There isn't anything inherently wrong with unremittently bleak films, but there has to be something more than the unremittent bleakness. True, there are the flashbacks to the happy start of Dean and Cindy's relationship - while these scenes were cute especially the tap dancing/ukulele scene, but they always played second fiddle to the present timeline where their marriage falls apart. Any warm, fuzzy feeling was replaced with a sinking stomach, as I saw this once happy couple scream at each other.

And due to the unrelenting bleakness you know it's only going to end in one way. These characters are never going to rediscover their love for one another and live happily ever after. There is nothing wrong with knowing how a film is going to end, but it does kill the narrative tension.

Cianfrance was inspired by his parent's divorce and the pain that caused him as a young man. And he wanted to create a film that charted the beginning and end of a relationship.
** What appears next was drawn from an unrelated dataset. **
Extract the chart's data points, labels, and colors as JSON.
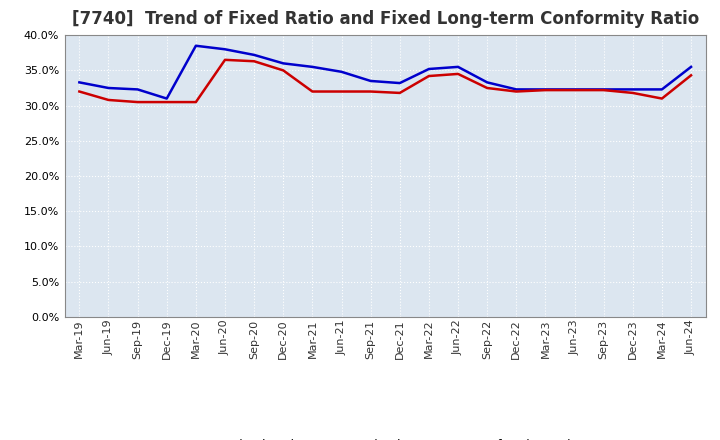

In that sense, he succeeded. But did he have to make it so damn depressing? I do like Ryan Gosling as an actor, I'm just waiting to see a Ryan Gosling film that I actually like.

Sunday, 22 May 2022

Dial M for Murder review

 Number 178 on the top 1000 films of all time is Alfred Hitchcock's murder mystery Dial M for Murder.

Tony Wendice (Ray Milland) suspects his wife Margot (Grace Kelly) is having an affair with American Mark Halliday (Robert Cummings.) When his suspicions prove true, he plots to have her killed so he can inherit her fortune.

Hitchcock was famously known as the 'Master of Suspense,' and his skills came to the fore in this delightful movie. This is a deceptively simple film with a limited cast and only one or two sets, yet the tension is always high. Mr Wendice is a devious character evidenced by how he blackmails Captain Lesgate (Anthony Dawson) into murdering his wife. And Ray Milland did well to make such a despicable character interesting and charismatic. Although one could argue that the film leant into an excess of exposition at times, the overly talky scenes still brimmed with tension.

However, I think the film's greatest strength was also its greatest weakness. Perhaps it was too simple. Maybe I've been spoiled by all of today's complicated crime dramas, but I was expecting more from the police investigation. Sure there was a great dramatic irony in us knowing that Wendice was plotting to kill his wife while the police were clueless, but maybe that's because the police didn't do the most thorough of investigations. Wendice may have wiped clean most of his fingerprints with his encounter with Lesgate, but he still touched the silk stockings that he used as planted evidence with his bare hands. Maybe I'm being overly critical. Fingerprinting might not have had the importance it does now.

But what did puzzle me was the final act. After Margot is sentenced for Lesgate's murder, Chief Inspector Hubbard (John Williams) returns to the crime scene to conduct his own investigation. He then listens to Wendice and Halliday suggest their own theories. And I don't believe that any chief inspector would even consider entertaining such crazy ideas.

Finally, the backdrops for the exterior shots in Maida Vale were so obviously backdrops. I know this was the fifties, but come on.

Overall, I did enjoy this film. Sure it wasn't always the most believable, but it had a delicious dramatic irony that kept me engrossed throughout.